The death in us

We all have death in ourselves. Not the death that comes with old age, but the death that comes through sin. Old sin – mine, my brother’s and my sister’s, all the way down to Adam’s sin. But mostly mine.

This thought has been with me all the time we’ve been on this pilgrimage. We pray in all these amazing monasteries which were founded with great hope and then destroyed – taken down to the last stone, burned, abandoned and forgotten, only to be rebuilt centuries later.

I walk among these ancient olive trees that never seem to die, although they look like they have known death many times, and they bear the signs of its destruction. They are cut, they are broken, they are burnt to the ground, but they keep regenerating. Empty trunks, blackened by flames, humbly wait for the sun and the water to do the impossible and bring them back to life.
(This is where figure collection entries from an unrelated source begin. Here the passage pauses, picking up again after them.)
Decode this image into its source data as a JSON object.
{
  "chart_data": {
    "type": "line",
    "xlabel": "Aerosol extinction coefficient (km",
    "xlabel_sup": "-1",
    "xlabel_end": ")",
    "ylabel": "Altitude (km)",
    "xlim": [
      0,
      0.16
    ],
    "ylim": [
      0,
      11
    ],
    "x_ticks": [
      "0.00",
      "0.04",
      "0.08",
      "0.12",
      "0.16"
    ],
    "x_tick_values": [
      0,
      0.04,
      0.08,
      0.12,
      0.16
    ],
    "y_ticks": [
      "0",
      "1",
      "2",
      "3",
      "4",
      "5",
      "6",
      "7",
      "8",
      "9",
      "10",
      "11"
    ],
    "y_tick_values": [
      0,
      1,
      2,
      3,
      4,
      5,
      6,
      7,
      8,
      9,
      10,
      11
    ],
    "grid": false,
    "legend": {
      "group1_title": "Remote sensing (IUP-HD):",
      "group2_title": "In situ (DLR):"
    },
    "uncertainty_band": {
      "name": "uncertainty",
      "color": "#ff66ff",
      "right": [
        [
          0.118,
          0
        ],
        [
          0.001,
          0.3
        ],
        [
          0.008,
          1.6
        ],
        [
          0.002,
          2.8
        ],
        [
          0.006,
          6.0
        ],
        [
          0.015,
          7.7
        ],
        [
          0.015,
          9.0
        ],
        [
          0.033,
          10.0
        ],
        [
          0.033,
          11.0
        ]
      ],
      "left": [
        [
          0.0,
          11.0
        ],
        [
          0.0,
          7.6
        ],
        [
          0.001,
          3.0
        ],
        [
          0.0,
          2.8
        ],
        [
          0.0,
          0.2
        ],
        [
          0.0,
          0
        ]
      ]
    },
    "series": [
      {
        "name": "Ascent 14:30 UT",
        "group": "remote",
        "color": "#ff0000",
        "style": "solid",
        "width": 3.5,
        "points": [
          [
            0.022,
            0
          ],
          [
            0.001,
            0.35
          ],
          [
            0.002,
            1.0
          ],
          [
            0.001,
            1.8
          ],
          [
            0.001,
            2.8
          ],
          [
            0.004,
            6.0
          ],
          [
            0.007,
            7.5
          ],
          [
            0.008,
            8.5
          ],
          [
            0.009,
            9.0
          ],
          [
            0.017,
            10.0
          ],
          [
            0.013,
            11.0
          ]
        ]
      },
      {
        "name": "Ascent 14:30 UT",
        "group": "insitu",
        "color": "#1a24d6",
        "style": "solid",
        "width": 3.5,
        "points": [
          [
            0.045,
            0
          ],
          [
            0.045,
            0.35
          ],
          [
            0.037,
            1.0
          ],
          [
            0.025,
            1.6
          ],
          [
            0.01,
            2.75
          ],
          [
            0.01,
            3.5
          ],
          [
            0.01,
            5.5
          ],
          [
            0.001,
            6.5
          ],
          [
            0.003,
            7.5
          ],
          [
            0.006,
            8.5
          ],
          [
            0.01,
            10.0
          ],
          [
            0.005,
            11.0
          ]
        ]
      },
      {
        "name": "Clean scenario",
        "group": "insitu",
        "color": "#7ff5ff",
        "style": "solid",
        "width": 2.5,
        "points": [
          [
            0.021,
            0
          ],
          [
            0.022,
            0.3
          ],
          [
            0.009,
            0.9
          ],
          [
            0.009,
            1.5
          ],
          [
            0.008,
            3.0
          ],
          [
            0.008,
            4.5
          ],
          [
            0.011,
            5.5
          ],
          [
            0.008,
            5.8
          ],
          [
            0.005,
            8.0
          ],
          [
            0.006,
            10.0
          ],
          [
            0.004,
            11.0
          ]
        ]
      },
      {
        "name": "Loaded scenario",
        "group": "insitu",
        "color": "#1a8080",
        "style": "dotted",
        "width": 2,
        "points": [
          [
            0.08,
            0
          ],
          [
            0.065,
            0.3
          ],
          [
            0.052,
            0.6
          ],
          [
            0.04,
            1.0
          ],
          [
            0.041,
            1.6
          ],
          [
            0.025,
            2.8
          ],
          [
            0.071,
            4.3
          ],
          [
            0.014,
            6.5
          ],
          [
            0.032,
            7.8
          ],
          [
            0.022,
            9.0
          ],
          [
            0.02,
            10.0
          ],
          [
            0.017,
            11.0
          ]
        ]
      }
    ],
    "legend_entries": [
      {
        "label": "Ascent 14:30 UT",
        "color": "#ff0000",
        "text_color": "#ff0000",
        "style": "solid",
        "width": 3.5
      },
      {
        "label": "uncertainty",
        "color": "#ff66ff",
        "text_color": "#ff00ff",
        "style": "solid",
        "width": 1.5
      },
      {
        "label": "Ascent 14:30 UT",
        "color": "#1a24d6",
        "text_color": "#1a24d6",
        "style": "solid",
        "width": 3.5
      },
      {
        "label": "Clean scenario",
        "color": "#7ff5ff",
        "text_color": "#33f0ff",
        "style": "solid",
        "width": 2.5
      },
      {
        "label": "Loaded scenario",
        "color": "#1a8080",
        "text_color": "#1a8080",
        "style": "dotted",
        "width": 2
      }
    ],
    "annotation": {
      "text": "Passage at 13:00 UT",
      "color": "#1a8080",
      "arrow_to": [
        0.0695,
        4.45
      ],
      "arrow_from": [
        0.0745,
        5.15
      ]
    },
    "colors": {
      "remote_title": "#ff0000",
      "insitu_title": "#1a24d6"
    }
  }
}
We all feel dead at times, unable to move spiritually, incapable to breathe a prayer or to look up to an icon. We all feel lost beyond hope at times, drained of any flow of life. Life seems to exist for others, while death is in me and I am in death. This darkness is in all of us, and there is no other way to the Resurrection except to bow down our heads in recognition of our sinfulness and to wait. The source of Life is not in us, but in Him.

You may feel dead inside, you may be trapped by this paralysis for years, you may lose all hope – but keep waiting for the One Who can bring the dead back to Life. Do nothing else but wait for Christ; wait patiently and humbly, and He will bless you with new fruit. Wait for the Resurrection of the dead, and Christ will never fail to save you.